The Flavors—and Sounds—of New Orleans’s Fried Chicken Festival
Lead and stage photos courtesy of National Fried Chicken Festival. Other photos by Julie Tremaine.
“You can see us at 3 p.m. at the Fried Chicken Festival tomorrow,” legendary trumpeter Kermit Ruffins said as he was wrapping up a Saturday night set at his bar, Kermit’s Treme Mother-in-Law Lounge. “Man, New Orleans has a festival for everything.”
He’s not wrong. The city knows how to throw a party. Mardi Gras might be the most famous, but just in the rest of this year alone, the city has almost 20 more scheduled, everything from the Crescent City Blues & BBQ Festival to the 34th New Orleans Film Festival to the Bayou Bacchanal. While the chicken party was happening, a music festival that’s New Orleans’s version of South by Southwest, NOLAxNOLA, was running concurrently.

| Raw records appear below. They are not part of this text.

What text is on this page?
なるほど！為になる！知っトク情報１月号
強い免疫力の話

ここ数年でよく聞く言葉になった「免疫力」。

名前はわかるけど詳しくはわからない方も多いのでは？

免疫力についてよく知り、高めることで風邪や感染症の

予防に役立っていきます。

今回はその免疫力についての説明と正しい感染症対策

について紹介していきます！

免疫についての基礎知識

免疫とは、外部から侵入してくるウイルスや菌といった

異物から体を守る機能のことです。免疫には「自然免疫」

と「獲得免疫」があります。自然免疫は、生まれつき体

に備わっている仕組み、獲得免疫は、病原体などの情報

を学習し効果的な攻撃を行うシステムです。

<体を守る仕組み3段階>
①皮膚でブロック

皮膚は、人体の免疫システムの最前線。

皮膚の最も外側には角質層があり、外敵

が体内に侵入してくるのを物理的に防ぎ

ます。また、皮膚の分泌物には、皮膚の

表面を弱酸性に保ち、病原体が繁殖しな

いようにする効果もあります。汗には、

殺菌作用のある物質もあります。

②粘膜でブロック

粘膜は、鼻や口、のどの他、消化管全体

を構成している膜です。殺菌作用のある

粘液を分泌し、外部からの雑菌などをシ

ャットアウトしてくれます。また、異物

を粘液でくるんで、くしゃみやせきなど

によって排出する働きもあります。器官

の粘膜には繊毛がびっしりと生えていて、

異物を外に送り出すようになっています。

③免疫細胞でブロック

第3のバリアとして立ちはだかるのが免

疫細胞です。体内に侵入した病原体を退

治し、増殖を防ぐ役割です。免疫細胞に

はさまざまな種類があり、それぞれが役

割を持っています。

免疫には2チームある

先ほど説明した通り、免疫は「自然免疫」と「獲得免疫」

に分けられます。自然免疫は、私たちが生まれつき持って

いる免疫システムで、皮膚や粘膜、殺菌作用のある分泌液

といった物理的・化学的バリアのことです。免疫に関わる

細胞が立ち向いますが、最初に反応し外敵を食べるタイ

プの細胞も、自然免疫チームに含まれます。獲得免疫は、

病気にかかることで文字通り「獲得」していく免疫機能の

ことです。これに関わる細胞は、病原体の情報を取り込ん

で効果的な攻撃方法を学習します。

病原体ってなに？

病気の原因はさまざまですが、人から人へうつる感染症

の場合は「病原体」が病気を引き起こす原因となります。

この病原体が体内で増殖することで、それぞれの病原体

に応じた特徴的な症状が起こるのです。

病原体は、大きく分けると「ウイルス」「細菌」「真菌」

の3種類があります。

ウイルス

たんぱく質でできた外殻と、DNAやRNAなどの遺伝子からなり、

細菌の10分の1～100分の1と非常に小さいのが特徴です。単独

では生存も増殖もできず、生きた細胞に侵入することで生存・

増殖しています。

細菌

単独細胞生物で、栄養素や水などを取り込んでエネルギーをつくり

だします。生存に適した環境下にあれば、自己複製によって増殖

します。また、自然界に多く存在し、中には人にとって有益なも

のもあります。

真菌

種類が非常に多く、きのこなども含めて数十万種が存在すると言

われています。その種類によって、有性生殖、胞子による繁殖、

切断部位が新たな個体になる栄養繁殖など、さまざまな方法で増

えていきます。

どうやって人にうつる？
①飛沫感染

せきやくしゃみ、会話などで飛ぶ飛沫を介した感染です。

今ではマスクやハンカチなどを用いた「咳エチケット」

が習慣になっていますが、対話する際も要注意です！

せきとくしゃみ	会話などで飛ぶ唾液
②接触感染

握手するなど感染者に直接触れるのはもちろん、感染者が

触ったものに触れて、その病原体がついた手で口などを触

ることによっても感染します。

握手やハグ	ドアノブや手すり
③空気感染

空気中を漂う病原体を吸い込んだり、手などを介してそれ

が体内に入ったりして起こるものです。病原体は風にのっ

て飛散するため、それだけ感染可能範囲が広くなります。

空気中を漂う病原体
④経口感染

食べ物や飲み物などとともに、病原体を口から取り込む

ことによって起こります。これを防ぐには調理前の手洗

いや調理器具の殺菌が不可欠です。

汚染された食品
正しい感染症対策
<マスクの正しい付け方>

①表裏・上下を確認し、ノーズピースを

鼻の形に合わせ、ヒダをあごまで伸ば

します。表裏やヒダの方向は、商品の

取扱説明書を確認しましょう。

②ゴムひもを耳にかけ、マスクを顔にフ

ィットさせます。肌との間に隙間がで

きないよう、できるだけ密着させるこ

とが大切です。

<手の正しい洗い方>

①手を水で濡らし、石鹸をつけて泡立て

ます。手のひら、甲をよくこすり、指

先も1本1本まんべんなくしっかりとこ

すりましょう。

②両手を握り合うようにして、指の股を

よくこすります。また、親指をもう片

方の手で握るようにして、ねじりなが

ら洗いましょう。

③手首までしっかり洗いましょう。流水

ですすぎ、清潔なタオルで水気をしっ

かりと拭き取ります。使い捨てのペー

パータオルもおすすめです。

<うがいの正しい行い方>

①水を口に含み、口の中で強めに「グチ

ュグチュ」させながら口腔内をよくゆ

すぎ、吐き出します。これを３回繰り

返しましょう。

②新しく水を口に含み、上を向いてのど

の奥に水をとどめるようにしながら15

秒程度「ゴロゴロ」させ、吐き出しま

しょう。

Maybe it’s a narrow focus, but it didn’t seem strange to me that there would be an entire festival dedicated to the food in a city known for churning out plate after plate of the world’s best, crispiest fried chicken. But the festival turned out to be about more than just spicy wings.
It might have been the end of September and theoretically already fall, but it was blazing when I got to the New Orleans Lakefront where thousands upon thousands of hungry people had gathered for the National Fried Chicken Festival. We were all overheated. We were all sweaty. And we were all ready for some piping hot chicken right out of the fryer.
The festival started in 2016, and this year brought in an estimated 123,000 people across two days, from all around the country (and probably further). The same went with the restaurants: almost all of them were independently owned, and while most of them were from NOLA, many came from across the South, and some even from the Pacific Northwest.
Lots of the fried chicken was straightforward—two or three pieces and a side—competing for the “best fried chicken” prize. The offerings in pursuit of the “best use of fried chicken in a dish” award from the more than 50 purveyors, though, were inventive, some downright weird, but all extremely enticing.
Whiskey & Sticks served fried chicken and fried turkey neck “cocktails” with sauces inspired by libations: old fashion, hold my mule and NOLA sweet and sour. Your Side Chicks, from Portland, Oregon, served a half fried chicken with fermented pickles, tenders with black garlic ranch, and “chicken and funnel cake” with fermented hot honey and marionberry compote. Stuff’d Wings from Houston, Texas served tenders stuffed with smoked gouda mac and cheese, chicken boudin or seafood boudin. Among the offerings from Pollo from Louisville, Kentucky: Loaded bacon chicken fries with chopped fried chicken, shredded cheese, bacon, banana peppers and optional snow crab. NOLA’s Heard Dat Kitchen served “Bourbon Street Love,” which was fried chicken over mac and cheese, topped with “crawdat” cream sauce and diced green onions. Four Pegs Smokehouse, also from Louisville, served a fried chicken and strawberry waffle sandwich with Crystal Hot Sauce-infused maple syrup.